Follow up and Outcome of Congenital Hyperinsulinism

The management of patients with severe CHI is challenging and requires a multi-disciplinary team approach which should include clinicians, surgeons, specialized pathologists, geneticists, nurse specialists and dietitians. In studies evaluating the long-term outcome of patients with HH, a high frequency of neurodevelopmental retardation and various neurological disorders, including epilepsy and microcephaly, have been reported (187,188,189). Severity of the disease (based on maximal diazoxide dose) and early presentation (<7 days following birth) were associated with abnormal neurodevelopment, while gender, underlying genetic etiology or the histopathological form of HH were not related to the neurological outcome (189). In a recent study evaluating long-term neurodevelopmental outcome of 60 patients with CHI, just under two fifths of cases were shown to be affected with motor deficits (38.6%) followed by speech problems (26.9%), cognitive deficits (15.8%) and social-emotional problems (9.4%), with no correlation between outcome and genetic background (190). Therefore, neurological development should be closely followed up, regardless of the underlying etiology and histopathological type.

Figure 4 outlines management and follow-up of patients with congenital HH.

Figure 4. An algorithm for the diagnosis and management of hyperinsulinaemic hypoglycaemia HH: hyperinsulinaemic hypoglycaemia, IGFBP-1: insulin growth factor binding protein-1, HNF4A: hepatocyte nuclear factor 4A, ABCC8: ATP binding cassette subfamily C member 8, KCNJ11: potassium voltage-gated channel subfamily J member 11, GLUD1: glutamate dehydrogenase 1, HADH: hydroxyacyl-CoA dehydrogenase, LAR: long-acting release, IUGR: intrauterine growth restriction, CDG: congenital disorders of glycosylation, SGA: small for gestational age, ¹⁸F-DOPA-PET/CT: ¹⁸F-fluoro-L-dihydroxyphenylalanine-positron emission tomography/computed tomography.

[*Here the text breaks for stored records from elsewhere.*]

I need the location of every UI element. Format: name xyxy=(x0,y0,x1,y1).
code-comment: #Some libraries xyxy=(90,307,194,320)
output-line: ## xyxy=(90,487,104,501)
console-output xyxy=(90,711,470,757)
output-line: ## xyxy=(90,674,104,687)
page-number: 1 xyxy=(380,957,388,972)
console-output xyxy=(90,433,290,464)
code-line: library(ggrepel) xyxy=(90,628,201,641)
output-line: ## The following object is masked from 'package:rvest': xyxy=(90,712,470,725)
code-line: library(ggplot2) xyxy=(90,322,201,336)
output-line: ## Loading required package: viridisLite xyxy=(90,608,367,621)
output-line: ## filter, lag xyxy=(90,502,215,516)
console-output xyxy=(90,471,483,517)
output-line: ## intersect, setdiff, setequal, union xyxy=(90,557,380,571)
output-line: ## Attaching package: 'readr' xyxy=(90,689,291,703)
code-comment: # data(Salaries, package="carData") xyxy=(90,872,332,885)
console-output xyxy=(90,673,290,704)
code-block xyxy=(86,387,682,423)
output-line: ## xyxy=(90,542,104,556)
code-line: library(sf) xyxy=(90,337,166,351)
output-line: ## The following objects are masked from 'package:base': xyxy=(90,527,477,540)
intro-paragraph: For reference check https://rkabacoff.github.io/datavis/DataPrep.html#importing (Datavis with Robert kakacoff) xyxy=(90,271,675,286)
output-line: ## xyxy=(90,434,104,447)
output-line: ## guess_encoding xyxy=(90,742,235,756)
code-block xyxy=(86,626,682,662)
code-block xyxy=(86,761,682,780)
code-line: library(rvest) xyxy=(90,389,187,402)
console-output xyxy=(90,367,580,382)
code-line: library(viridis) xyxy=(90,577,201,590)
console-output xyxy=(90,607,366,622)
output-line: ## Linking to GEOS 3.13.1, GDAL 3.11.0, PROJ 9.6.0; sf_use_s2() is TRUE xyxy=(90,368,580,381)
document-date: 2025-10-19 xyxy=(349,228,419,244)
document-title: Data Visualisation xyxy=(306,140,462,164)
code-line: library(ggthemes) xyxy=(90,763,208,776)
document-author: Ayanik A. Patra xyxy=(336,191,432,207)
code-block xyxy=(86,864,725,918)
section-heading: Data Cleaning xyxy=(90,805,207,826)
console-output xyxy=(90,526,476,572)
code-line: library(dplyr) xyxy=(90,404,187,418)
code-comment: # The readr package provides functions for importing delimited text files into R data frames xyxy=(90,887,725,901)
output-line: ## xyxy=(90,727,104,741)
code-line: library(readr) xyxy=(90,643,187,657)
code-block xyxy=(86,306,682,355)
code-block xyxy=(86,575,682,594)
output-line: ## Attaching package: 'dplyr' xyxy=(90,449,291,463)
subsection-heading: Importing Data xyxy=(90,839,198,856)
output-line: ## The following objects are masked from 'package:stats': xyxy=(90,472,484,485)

Conclusions and Future Directions

CHI is the most common cause of severe hypoglycaemia in the newborn and childhood period. The molecular basis of CHI involves defects in key genes (ABCC8, KCNJ11, GLUD1, GCK, HADH, SLC16A1, HNF1A, HNF4A, UCP2, HK1, PGM1, PMM2 and FOXA2) which regulate insulin secretion. Rapid genetic analysis, imaging with ¹⁸F-DOPA-PET/CT scan, potential new medical therapies and development in surgical techniques have improved the management and outcome of the disease. Further research is needed to identify the underlying molecular basis of CHI, especially in patients who are diazoxide responsve. Novel, routinely available imaging techniques should be developed so that patients all over the world can have access to these facilities.